The report examines the impact of personal taxation on taxpayers’ incomes across the European Union. Poland is close to the EU average, while citizens in Cyprus, Malta, Slovakia and some other countries where taxes are lowest take home the largest proportion of their monthly earnings.

In Poland, the average net monthly income after taxes and social insurance contributions accounts for 75 percent of the gross income and is close to the EU average of 76 percent. Social insurance contributions represent the largest chunk of the Polish people’s earnings taken by the state, at 13 percent. Social insurance contributions are the highest in France, Estonia and the Czech Republic, and the lowest in Denmark.

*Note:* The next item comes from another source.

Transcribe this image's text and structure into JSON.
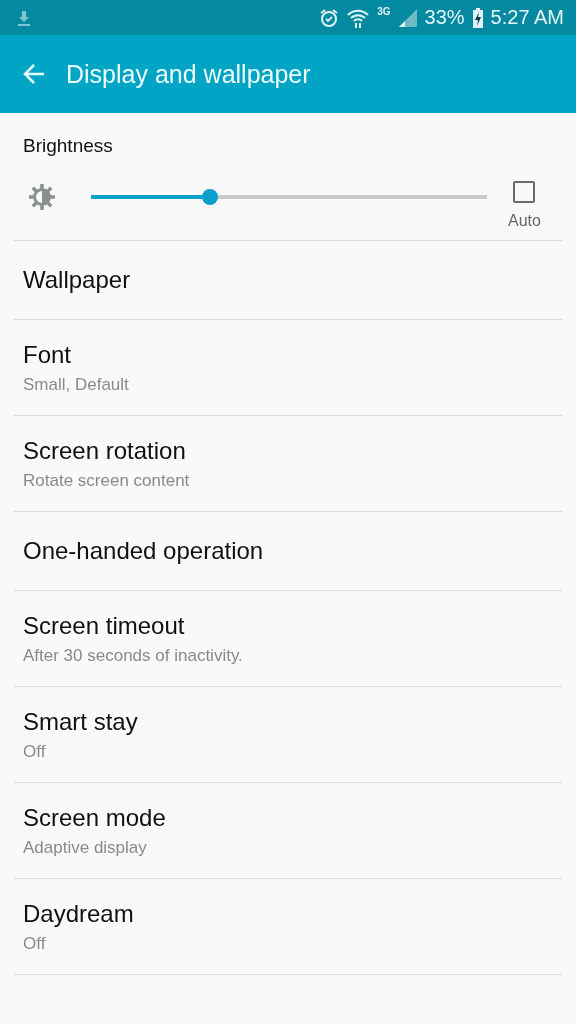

Around 11 percent of the average monthly wage in Poland goes toward PIT. “Cyprus and Malta are the countries which allow their taxpayers to keep the highest net incomes, meaning wages that people take home,” Joanna Narkiewicz-Tar³owska, a senior manager at PwC, told the Newseria news agency. She added that net incomes were also high in countries with flat tax rates, including Slovakia, the Czech Republic, Bulgaria, Romania, Lithuania, Latvia and Estonia. Taxpayers in these countries take home around 80 percent of their monthly wages. It is worth noting that the average net wage taken home by people in countries with flat tax rates is 5 percent higher than in countries with progressive taxation—79 percent versus 74 percent, PwC says.

The findings of this year’s research are similar to those last year, although several countries have made changes to their tax systems. But PwC experts say it is possible to expect that some European governments, including those in the Czech Republic, Portugal and Italy, will have to raise taxes because of the continued economic downturn and the resulting problems for the national budgets. An exception is Latvia, which plans to lower taxes by 5 percentage points in the near future.